= Detective Story (play) =

1949 play in three acts by Sidney Kingsley

Detective Story is a 1949 play in three acts by American playwright Sidney Kingsley. The play opened on Broadway at the Hudson Theatre on March 23, 1949, where it played until the production moved to the Broadhurst Theatre on July 3, 1950. The production closed on August 12, 1950, after 581 performances. The cast notably included Lydia Clarke who won a Theatre World Award for her performance.

Other cast members included Ralph Bellamy as Detective Jim McLeod, Meg Mundy as Mary McLeod, James Westerfield as Detective Lou Brody, Joan Copeland as Susan Carmichael, Harry Worth as Dr. Kurt Schneider, and Maureen Stapleton as Miss Hatch. The burglars were played by Joseph Wiseman and Michael Strong, who repeated their performance in the 1951 film version. Kingsley was awarded an Edgar from the Mystery Writers of America for Best Mystery Play. The play was selected as one of the best plays of 1948–1949, with an excerpted version published in "The Burns Mantle Best Plays of 1948-1949."

In April 1950 the play opened at London's Prince's Theatre. with George Margo, Ronan O'Casey and Douglass Montgomery.

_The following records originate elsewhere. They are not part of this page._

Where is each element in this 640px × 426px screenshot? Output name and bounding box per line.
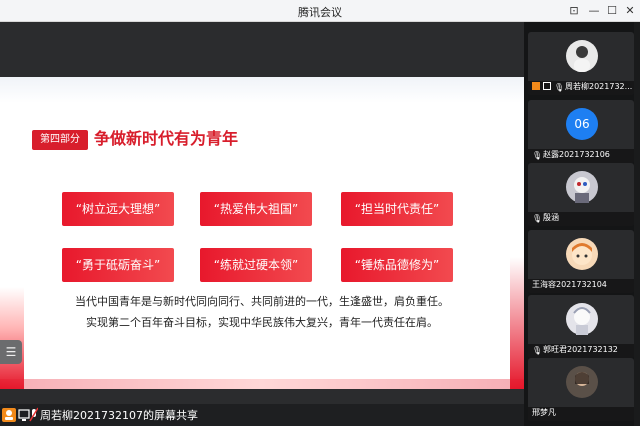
- participants-scrollbar[interactable]: [634, 22, 640, 426]
- participant-name: 赵露2021732106: [543, 150, 610, 159]
- window-title: 腾讯会议: [298, 6, 342, 19]
- slide-heading: 争做新时代有为青年: [94, 129, 239, 148]
- section-badge: 第四部分: [32, 130, 88, 150]
- decoration-bottom: [0, 379, 524, 389]
- host-icon: [532, 82, 540, 90]
- participant-tile[interactable]: 06 🎙赵露2021732106: [528, 100, 634, 163]
- participant-name: 郭旺君2021732132: [543, 345, 618, 354]
- maximize-icon[interactable]: ☐: [604, 3, 620, 19]
- avatar: [566, 303, 598, 335]
- participant-tile[interactable]: 🎙殷涵: [528, 163, 634, 226]
- close-icon[interactable]: ✕: [622, 3, 638, 19]
- screen-icon: [543, 82, 551, 90]
- window-titlebar: 腾讯会议 ⊡ — ☐ ✕: [0, 0, 640, 22]
- pin-icon[interactable]: ⊡: [566, 3, 582, 19]
- participant-tile[interactable]: 🎙郭旺君2021732132: [528, 295, 634, 358]
- participant-name: 邢梦凡: [532, 408, 556, 417]
- avatar: [566, 171, 598, 203]
- slide-text-line: 实现第二个百年奋斗目标，实现中华民族伟大复兴，青年一代责任在肩。: [86, 316, 438, 329]
- avatar: [566, 40, 598, 72]
- participant-name: 殷涵: [543, 213, 559, 222]
- share-status-icon: [2, 407, 38, 422]
- minimize-icon[interactable]: —: [586, 3, 602, 19]
- mic-muted-icon: 🎙: [532, 151, 543, 160]
- slogan-card: “锤炼品德修为”: [341, 248, 453, 282]
- avatar: [566, 238, 598, 270]
- slogan-card: “练就过硬本领”: [200, 248, 312, 282]
- slogan-card: “勇于砥砺奋斗”: [62, 248, 174, 282]
- mic-muted-icon: 🎙: [554, 83, 565, 92]
- participant-tile[interactable]: 王海容2021732104: [528, 230, 634, 293]
- mic-muted-icon: 🎙: [532, 214, 543, 223]
- screen-share-status-bar: 周若柳2021732107的屏幕共享: [0, 404, 524, 426]
- side-toolbar-toggle[interactable]: ☰: [0, 340, 22, 364]
- presentation-slide: 第四部分 争做新时代有为青年 “树立远大理想” “热爱伟大祖国” “担当时代责任…: [0, 77, 524, 389]
- shared-screen-area: 第四部分 争做新时代有为青年 “树立远大理想” “热爱伟大祖国” “担当时代责任…: [0, 22, 524, 426]
- slide-text-line: 当代中国青年是与新时代同向同行、共同前进的一代，生逢盛世，肩负重任。: [75, 295, 449, 308]
- participant-name: 王海容2021732104: [532, 280, 607, 289]
- avatar: 06: [566, 108, 598, 140]
- avatar: [566, 366, 598, 398]
- participant-tile[interactable]: 邢梦凡: [528, 358, 634, 421]
- slogan-card: “担当时代责任”: [341, 192, 453, 226]
- slogan-card: “树立远大理想”: [62, 192, 174, 226]
- mic-muted-icon: 🎙: [532, 346, 543, 355]
- participant-name: 周若柳2021732...: [565, 82, 633, 91]
- participant-tile[interactable]: 🎙周若柳2021732...: [528, 32, 634, 95]
- slogan-card: “热爱伟大祖国”: [200, 192, 312, 226]
- sharer-label: 周若柳2021732107的屏幕共享: [40, 409, 198, 422]
- participants-panel[interactable]: 🎙周若柳2021732... 06 🎙赵露2021732106 🎙殷涵 王海容2…: [524, 22, 640, 426]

In 1951, a short-lived production was staged at Harlem's Apollo Theater, with Sidney Poitier as Detective McLeod. A reviewer writing for Variety thought that Poitier lacked the maturity to play a grizzled detective and that the actor's goatee beard was "more suited to a be-bop musician than a gumshoe."

Another short-lived production was presented at the Ivar Theater and starred Allen Jenkins, Frank Fiumara, and Suzanne Alexander. It opened on June 4, 1951, and concluded the following month.

==Adaptations==
Detective Story was presented on Broadway Playhouse January 7, 1953. The 30-minute adaptation starred Van Johnson. The play was adapted into a 1951 film of the same name.